Results when querying a month of data:

Storage optimization:

TimescaleDB also saves storage costs while maintaining query performance. With our temperature sensor data, 54 sensors taking readings every minute for months, this means we will need extra storage based on time.

For newer TimescaleDB versions (v2.18.0+), Hypercore automatically handles the storage management. But for this example, we’ll take a look at a compression policy.

Setting up compression is simple with compression policies — just tell TimescaleDB to compress chunks older than a certain age (like 7 days), and it handles everything automatically in the background.

Both PostgreSQL and TimescaleDB tables start at similar sizes (around 209 MB) with our test dataset:

-- Check regular PostgreSQL table size
SELECT pg_total_relation_size('sensor_data_postgres')/1024/1024 as size_mb;
-- PostgreSQL size: 209 MB

-- Check hypertable size before compression
SELECT hypertable_size('sensor_data_timescale')/1024/1024 as size_mb;
-- TimescaleDB size before compression: 208 MB

-- Enable compression on table
ALTER TABLE sensor_data_timescale SET (
    timescaledb.compress,
    timescaledb.compress_segmentby = 'sensor_id',
    timescaledb.compress_orderby = 'time'
);

-- Create compression policy (compress chunks older than 7 days)
SELECT add_compression_policy('sensor_data_timescale', INTERVAL '7 days');

-- Check hypertable size after compression
SELECT hypertable_size('sensor_data_timescale')/1024/1024 as size_mb;
-- TimescaleDB size after compression: 35 MB (83% reduction)

Insights:

Learn more about compression settings

Final thoughts

Our performance tests demonstrated TimescaleDB's advantages for time-series data management. While traditional PostgreSQL performs better for simple queries, TimescaleDB is a good choice for complex time-based operations with performance improvement for aggregation queries.

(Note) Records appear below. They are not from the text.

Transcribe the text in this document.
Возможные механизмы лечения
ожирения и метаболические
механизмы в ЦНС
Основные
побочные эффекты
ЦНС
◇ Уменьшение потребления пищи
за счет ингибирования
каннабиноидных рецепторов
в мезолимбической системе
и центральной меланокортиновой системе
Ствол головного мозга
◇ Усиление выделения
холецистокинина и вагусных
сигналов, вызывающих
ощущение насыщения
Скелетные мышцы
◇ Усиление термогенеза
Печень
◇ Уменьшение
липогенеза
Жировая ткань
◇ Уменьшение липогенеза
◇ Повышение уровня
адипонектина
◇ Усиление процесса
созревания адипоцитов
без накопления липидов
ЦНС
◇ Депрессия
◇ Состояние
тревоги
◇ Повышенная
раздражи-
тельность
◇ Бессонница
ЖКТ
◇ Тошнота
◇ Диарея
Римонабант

In our real-world e-commerce project, we successfully implemented TimescaleDB to track product page views, click-through rates, and search position rankings. This gave us the perfect solution for our expanding dataset—every day, we collected thousands of new timestamped records while keeping historical data intact. Using continuous aggregation, we were able to efficiently analyze how premium placements affected visibility and clicks across a 2-3 year period, providing merchants with evidence that higher positions actually increased engagement.

The storage benefits were significant, too. TimescaleDB's compression reduced our storage needs by about 30-40%. This led to real cost savings in our cloud bills. Our analytics platform became more responsive, and our budget healthier. These benefits matter even more when the situation involves large amounts of time-series data.

TimescaleDB is worth considering for work with growing time-series data that requires complex analysis. It offers powerful tools and accommodates SQL.